De resto, o texto é ótimo. Esse tipo de nerd que se acha o superior é típico, não focam só em mulheres, mas acredito que os discursos direcionados a elas sejam piores (não posso afirmar). O importante é tacar o foda-se e continuar curtindo as coisas, não é necessário provar nada para ninguém, a única pessoa que precisa ter certeza de que você é nerd é você mesma.

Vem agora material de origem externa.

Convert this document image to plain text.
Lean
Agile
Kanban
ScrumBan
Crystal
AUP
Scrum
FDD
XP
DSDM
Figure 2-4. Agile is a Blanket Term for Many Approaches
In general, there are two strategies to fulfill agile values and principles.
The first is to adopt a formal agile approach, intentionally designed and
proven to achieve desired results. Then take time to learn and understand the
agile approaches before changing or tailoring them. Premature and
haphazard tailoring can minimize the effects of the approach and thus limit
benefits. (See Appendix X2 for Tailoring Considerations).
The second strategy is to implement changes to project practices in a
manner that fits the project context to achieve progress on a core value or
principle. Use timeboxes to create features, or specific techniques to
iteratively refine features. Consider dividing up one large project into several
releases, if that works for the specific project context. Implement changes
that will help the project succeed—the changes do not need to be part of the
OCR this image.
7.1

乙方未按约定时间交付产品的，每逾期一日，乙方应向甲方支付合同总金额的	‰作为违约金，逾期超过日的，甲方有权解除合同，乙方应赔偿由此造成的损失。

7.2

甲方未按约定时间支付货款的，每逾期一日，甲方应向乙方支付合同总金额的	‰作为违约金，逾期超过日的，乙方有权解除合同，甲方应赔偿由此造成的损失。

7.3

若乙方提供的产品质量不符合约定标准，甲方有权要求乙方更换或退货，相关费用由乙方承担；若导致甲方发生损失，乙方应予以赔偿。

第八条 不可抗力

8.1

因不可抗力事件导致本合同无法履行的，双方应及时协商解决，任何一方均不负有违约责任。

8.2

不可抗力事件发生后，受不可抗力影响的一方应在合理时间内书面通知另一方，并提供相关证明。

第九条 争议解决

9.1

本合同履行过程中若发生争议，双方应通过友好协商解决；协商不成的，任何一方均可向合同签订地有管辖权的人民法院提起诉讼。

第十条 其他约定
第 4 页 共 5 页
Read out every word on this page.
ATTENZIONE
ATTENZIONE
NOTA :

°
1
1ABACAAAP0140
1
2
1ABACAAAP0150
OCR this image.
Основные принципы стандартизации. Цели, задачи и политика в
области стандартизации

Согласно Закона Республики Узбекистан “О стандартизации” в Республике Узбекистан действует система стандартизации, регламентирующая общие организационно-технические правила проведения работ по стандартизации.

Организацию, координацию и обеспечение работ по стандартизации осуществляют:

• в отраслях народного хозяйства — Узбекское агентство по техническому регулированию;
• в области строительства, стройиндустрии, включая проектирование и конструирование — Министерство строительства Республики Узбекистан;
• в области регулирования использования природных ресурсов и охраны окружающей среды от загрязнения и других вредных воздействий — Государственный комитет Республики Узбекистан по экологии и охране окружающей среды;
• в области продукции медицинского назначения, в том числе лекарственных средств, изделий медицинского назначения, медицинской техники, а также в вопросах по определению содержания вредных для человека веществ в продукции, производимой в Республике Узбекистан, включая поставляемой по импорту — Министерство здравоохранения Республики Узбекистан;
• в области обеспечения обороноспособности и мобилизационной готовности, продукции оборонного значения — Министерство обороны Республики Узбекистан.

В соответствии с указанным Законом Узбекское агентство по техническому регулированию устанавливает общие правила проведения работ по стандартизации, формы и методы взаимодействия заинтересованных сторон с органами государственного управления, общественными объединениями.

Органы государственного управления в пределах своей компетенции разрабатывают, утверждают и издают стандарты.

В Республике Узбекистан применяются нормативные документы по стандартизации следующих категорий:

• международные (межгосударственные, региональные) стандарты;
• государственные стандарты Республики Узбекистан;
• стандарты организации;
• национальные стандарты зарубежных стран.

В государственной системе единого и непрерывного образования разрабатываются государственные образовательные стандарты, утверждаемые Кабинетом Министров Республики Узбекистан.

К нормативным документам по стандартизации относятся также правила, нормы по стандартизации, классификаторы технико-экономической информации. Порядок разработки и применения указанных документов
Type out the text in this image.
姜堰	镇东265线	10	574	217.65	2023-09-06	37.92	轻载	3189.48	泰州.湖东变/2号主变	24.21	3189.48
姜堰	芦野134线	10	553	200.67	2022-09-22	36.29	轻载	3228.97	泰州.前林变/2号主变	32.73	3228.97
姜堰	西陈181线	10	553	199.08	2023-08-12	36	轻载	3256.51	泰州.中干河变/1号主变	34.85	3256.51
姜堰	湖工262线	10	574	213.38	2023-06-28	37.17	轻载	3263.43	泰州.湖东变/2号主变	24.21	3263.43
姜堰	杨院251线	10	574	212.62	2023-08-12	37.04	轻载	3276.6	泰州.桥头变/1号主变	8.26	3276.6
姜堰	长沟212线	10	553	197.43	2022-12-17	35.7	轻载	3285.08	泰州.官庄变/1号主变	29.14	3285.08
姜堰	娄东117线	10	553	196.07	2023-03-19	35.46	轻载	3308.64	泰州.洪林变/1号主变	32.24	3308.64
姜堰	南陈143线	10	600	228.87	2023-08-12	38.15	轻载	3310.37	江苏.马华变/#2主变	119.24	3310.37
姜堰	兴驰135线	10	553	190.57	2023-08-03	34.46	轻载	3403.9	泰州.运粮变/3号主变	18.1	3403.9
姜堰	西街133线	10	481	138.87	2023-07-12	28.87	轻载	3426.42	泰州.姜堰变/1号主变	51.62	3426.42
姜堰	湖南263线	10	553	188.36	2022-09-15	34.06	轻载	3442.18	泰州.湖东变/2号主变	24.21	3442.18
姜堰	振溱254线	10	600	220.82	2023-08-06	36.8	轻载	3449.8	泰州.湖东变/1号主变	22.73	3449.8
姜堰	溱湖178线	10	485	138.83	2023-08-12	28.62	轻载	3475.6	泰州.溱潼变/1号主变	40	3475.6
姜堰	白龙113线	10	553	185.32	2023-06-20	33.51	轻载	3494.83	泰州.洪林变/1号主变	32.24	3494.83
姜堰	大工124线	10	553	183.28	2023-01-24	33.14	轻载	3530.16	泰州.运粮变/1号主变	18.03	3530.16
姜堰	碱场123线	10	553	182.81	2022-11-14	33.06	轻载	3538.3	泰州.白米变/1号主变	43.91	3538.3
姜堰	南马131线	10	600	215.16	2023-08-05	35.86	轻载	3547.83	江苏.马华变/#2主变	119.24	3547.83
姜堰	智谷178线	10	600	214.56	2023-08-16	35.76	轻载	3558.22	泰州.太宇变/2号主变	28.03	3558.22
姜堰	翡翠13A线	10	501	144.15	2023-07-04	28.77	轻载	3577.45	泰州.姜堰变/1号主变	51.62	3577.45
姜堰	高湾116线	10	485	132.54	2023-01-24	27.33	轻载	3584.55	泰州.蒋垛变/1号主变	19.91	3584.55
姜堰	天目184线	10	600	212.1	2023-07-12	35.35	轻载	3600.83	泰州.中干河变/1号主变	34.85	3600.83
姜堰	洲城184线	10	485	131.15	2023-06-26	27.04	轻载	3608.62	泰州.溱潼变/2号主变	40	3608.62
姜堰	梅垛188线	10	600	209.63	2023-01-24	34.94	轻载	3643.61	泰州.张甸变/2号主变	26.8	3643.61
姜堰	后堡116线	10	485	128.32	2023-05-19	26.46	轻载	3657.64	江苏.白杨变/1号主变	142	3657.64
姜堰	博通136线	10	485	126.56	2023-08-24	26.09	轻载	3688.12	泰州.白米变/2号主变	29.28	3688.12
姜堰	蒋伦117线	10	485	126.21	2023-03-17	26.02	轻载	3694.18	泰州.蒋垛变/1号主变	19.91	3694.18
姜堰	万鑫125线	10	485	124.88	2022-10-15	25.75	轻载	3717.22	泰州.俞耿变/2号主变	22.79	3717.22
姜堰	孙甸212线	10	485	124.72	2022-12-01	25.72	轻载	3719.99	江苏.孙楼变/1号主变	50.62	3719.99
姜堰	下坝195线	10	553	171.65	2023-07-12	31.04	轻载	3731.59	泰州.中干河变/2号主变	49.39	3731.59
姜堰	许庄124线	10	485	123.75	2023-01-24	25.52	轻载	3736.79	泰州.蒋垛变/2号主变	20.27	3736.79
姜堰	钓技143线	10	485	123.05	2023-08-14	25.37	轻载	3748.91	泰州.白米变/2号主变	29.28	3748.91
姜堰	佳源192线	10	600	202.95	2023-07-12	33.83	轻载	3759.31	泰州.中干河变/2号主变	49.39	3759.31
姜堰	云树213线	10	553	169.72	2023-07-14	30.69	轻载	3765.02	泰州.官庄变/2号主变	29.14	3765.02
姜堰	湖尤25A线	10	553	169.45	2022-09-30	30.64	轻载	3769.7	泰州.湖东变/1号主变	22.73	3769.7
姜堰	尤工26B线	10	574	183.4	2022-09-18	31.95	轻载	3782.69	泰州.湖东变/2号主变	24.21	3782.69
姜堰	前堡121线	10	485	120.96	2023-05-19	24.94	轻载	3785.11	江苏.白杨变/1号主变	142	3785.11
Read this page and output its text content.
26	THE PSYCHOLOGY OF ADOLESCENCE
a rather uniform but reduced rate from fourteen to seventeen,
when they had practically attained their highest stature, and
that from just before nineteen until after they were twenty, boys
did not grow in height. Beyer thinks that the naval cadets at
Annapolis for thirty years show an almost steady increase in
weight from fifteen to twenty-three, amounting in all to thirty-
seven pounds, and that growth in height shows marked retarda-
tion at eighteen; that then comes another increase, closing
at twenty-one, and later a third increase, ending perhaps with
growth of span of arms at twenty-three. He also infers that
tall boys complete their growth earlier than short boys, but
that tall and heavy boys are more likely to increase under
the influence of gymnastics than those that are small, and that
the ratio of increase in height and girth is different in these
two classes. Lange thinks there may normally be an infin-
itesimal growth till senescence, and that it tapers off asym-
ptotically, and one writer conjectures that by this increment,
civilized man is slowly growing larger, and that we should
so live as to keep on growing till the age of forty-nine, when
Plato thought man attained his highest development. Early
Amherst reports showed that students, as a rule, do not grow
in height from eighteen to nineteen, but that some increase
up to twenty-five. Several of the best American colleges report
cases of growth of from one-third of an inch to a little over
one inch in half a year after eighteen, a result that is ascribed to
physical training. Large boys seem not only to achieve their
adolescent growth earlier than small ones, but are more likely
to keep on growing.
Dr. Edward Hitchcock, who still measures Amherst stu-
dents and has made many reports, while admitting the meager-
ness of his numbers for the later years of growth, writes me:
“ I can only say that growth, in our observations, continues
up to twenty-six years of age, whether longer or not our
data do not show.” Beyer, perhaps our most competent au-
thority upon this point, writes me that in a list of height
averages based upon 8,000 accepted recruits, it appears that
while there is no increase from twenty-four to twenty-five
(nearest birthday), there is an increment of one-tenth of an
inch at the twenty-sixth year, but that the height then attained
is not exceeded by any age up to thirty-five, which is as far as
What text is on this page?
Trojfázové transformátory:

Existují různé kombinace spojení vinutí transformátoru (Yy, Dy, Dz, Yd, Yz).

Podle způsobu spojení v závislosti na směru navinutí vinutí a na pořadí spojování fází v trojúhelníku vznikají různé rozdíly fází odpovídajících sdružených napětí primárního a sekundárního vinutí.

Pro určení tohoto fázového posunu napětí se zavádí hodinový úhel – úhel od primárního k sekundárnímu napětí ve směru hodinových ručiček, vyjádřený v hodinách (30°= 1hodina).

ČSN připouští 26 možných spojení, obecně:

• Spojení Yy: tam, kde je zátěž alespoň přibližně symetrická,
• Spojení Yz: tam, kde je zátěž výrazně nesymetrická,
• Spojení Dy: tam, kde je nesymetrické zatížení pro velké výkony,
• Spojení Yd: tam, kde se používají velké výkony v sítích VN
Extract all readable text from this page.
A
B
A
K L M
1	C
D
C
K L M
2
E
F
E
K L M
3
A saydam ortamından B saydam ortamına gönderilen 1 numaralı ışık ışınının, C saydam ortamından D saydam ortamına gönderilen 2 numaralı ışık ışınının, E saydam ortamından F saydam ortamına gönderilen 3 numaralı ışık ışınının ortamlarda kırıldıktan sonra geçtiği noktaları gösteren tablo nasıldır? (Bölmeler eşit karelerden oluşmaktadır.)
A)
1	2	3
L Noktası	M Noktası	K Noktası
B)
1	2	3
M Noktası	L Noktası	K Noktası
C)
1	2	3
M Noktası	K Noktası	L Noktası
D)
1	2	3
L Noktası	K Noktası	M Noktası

Sobre Star Wars, nem aí se vai ser protagonista homem, mulher, branco, negro. O que importa é que o personagem seja bom. No episódio VII a Rey e o Finn foram maravilhosos, se a protagonista do Rogue One tiver boa parte do carisma deles, o filme já vai ser um sucesso.
Mariana
September 17, 2016 @ 5:11 am
Fazer o que quiser inclui colocar crianças mulheres como sexualizadas, como no caso de Tera (com as Elins) e Tree of Savior? Existe um limite sim, e se na hora de fazer designs, produzir, revisar e criar as leis, SÓ HOMENS o fazem, assim nossos corpos, nosso respeito e nossa dignidade fica a dispor de vocês! Não adianta não regular, deixar totalmente livre, se a sociedade não age dessa forma (e não dá espaço para nós mulheres criarmos nossos games/hqs/mangás dessa maneira) pq com vocês poderia? Pq agrada muita gente, não é?
Eu me sinto desrespeitada profundamente com o conteúdo que as grandes marcas (que deveriam ter no mínimo algumas mulheres como público-alvo) fazem. Tudo bem fazer “o que quiser”, desde que não inclua: “Cultura do Estupro, Pedofilia, Objetificação da Mulher… E que as grandes marcas possam nos ver como público que consome também!
Lucas Lopes
October 22, 2017 @ 9:00 pm
EU CONCORDO COM esse comentário do Bruno Duran. (Não sei pq o caps lock não tá funcionando aqui desculpa)
Existe muito nerd chatão querendo explicar as coisas pra todo mundo e bla bla bla. Isso é um problema que o mundo nerd como um todo enfrenta. Provavelmente são pessoas que só se foderam na vida, sofreram bullying ou são infelizes a respeito de si mesmos e que precisam de algo para não se sentirem tão miseráveis, então fazem esse tipo de coisa.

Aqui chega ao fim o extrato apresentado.